Face à l’engouement croissant pour le parapente au-dessus de la dune du Pilat, les gestionnaires du site ont décidé de renforcer les règles d’accès. Cinq écoles agréées sont désormais autorisées à y exercer toute l’année, tandis que les autres structures, y compris étrangères, voient leur présence limitée à quinze jours par an, avec un effectif maximal de dix élèves par semaine. Cette mesure vise à concilier préservation d’un espace naturel protégé et sécurité des pratiquants, alors que l’année 2025 a enregistré une quinzaine de blessés et un décès en mai 2026.
Ce qu'il faut retenir
- Seules cinq écoles de parapente sont autorisées à voler toute l’année sur la dune du Pilat.
- Les autres structures, y compris étrangères, ne peuvent opérer que quinze jours par an, avec un maximum de cinq écoles par semaine et dix élèves par session.
- La pratique individuelle reste libre, mais impose un enregistrement obligatoire sur le site dédié.
- En 2025, quinze blessés ont été recensés, et un décès a été enregistré en mai 2026.
- Les pics d’affluence peuvent atteindre plus de 200 parapentistes par jour.
Un site naturel sous pression
La dune du Pilat, plus haute dune d’Europe avec ses 110 mètres, attire chaque année des milliers de visiteurs. Parmi eux, les parapentistes profitent des courants aériens pour survoler le paysage. Mais cette popularité croissante pose problème : plus de 200 vols par jour certains week-ends, selon les autorités locales. Un chiffre qui a conduit à repenser l’organisation des activités, explique Mickaël Boiron, agent du Syndicat mixte Grande Dune, en charge de la surveillance du site. « Les risques d’accidents augmentent avec la saturation des espaces de décollage », précise-t-il.
Le drame survenu il y a trois semaines – un parapentiste décédé – a accéléré la prise de décision. Pour éviter une fermeture pure et simple du site, les gestionnaires ont choisi d’instaurer des quotas. Une solution pragmatique, mais qui divise les professionnels du secteur.
Des règles strictes pour les écoles, une liberté surveillée pour les individus
Côté écoles, les nouvelles dispositions sont claires. Seules cinq structures ont obtenu l’agrément pour voler toute l’année. Charlie Piccolo, gérant de la « Waggas School », y voit un compromis nécessaire :
« Le fait qu’une réglementation, notamment des numerus clausus, soit mise en place, est gagnant-gagnant. Si ce site est saturé et qu’on n’arrive pas à gérer, un jour il sera fermé. Donc tout le monde a bien compris les enjeux. »

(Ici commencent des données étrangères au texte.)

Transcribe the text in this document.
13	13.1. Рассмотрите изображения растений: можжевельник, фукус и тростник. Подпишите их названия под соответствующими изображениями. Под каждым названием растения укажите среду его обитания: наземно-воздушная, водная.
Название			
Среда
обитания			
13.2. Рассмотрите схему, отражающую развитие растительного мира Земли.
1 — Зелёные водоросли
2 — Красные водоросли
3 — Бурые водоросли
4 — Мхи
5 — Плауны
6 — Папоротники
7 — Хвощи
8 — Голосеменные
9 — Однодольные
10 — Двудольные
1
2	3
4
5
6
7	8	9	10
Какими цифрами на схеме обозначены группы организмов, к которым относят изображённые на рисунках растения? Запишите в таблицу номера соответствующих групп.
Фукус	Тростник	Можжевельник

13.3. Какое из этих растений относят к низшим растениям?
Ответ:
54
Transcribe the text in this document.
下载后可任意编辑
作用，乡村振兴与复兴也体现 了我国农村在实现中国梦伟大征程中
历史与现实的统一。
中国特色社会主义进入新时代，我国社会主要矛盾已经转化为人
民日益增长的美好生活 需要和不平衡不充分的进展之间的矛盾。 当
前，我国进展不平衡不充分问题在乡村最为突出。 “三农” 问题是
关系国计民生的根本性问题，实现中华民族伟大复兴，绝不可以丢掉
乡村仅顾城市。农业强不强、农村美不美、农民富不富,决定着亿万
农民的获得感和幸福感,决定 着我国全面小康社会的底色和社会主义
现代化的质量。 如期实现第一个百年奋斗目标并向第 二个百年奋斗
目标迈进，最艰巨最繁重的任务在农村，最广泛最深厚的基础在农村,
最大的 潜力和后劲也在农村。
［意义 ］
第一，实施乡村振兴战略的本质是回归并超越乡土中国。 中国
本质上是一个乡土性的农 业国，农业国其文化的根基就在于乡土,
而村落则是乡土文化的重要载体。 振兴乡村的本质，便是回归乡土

Pour les autres écoles, l’accès est désormais très encadré : quinze jours par an, avec un maximum de cinq écoles actives simultanément et dix élèves par session. Les structures étrangères sont soumises aux mêmes règles. En revanche, les pilotes individuels ne sont pas concernés par ces quotas. Ils doivent simplement s’enregistrer sur le site officiel des parapentistes de la dune du Pilat avant de décoller.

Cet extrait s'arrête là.